The open letter sent to the club via the aforementioned Balague after he was denied a proper chance to say goodbye to fans due to what was an irreversible falling out with new manager Gary Megson has become the stuff of legend, such is the popular Spaniard’s place in all Wanderers’ hearts. 

He wound down his career pretty quickly after he departed the north-west, never really recovering from the broken heart of a jilted lover. A brief 17-game sojourn at Ipswich was an undistinguished footnote in a career that took in a Champions League final, four Spain caps and legions of admirers from all corners, especially a small part of Lancashire he will always look upon fondly. 

Finally he wound up at AEK Larnaca in the Cypriot Premier League, presumably for a well-earned hot break in the Mediterranean sun in what was the autumn of his career. And who could blame him after years putting up with the Lancashire rain. He played only eight times before retiring that summer, aged 36, with a catalogue of warm memories to look back upon. 
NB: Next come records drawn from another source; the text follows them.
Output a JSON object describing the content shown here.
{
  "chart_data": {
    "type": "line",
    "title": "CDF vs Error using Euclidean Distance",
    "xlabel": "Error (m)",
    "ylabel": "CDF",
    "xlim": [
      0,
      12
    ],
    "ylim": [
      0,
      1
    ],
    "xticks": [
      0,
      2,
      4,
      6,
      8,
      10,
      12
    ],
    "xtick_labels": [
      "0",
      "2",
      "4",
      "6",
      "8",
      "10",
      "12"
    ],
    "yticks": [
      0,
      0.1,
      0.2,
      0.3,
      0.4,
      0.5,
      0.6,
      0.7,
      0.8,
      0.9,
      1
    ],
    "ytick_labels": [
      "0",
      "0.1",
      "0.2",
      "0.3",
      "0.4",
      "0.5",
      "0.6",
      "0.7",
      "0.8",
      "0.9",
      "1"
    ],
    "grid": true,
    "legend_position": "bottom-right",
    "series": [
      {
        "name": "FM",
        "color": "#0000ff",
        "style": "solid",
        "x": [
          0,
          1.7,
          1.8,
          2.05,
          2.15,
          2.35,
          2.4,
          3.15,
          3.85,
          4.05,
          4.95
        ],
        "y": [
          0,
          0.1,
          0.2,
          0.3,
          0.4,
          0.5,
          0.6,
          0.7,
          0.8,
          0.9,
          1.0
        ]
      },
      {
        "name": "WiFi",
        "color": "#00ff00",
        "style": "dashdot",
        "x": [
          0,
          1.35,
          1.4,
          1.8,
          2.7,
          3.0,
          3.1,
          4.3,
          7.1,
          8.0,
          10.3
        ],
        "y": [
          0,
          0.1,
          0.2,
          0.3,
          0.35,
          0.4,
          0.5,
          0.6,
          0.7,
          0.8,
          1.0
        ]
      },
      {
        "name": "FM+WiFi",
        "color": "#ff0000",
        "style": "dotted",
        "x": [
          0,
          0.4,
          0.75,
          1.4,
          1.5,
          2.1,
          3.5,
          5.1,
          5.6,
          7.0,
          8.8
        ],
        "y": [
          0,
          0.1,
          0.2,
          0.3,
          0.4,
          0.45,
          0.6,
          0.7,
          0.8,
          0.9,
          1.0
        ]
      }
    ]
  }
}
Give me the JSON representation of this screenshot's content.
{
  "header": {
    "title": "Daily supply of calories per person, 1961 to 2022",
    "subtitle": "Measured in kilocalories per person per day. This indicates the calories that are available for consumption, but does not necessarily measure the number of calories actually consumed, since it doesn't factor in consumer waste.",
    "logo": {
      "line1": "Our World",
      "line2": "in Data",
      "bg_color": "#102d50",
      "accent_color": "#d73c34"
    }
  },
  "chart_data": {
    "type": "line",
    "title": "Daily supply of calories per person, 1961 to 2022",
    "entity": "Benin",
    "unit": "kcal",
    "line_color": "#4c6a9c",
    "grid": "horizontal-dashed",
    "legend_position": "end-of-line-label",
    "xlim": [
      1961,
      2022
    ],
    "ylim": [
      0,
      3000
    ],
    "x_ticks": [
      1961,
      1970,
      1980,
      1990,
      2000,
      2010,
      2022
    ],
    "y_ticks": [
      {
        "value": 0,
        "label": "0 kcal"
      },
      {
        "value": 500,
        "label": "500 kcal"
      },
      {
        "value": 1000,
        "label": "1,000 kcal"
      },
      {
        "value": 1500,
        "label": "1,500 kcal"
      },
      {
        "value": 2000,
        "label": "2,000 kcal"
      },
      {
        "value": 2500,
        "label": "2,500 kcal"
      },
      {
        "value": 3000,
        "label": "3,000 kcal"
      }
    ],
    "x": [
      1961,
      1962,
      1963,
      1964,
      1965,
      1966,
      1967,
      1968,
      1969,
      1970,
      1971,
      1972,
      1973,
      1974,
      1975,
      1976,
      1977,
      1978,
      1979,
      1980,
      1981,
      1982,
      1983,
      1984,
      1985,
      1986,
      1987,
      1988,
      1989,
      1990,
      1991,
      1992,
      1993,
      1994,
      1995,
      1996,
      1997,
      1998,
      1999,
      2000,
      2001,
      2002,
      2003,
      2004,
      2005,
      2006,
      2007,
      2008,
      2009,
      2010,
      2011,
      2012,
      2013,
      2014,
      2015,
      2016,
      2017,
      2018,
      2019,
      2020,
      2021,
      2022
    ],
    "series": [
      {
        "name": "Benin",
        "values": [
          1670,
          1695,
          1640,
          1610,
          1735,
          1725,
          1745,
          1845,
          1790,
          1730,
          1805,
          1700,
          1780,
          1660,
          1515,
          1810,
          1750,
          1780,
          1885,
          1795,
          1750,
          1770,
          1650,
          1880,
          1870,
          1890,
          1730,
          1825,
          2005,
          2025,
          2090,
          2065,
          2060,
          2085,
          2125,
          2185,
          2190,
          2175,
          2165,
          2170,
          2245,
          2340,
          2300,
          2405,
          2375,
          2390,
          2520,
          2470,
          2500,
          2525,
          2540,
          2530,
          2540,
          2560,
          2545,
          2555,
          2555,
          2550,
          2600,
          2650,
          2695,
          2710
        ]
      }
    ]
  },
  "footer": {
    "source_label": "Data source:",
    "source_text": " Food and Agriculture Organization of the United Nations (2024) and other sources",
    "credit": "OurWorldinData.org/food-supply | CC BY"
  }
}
The fact that writing this article has been an absolute joy illustrates my own strength of feeling for this Afro-permed man, with an uncomfortable running style and a propensity to crumple in a heap, often to the hilarity of our fans and himself. He’s a man who we took to our hearts, and he to ours. It’s all rather unexplainable really but that’s the beauty of life: you never know who you’re going to fall in love with. And I’m not afraid to admit it: I fell in love with Iván Campo.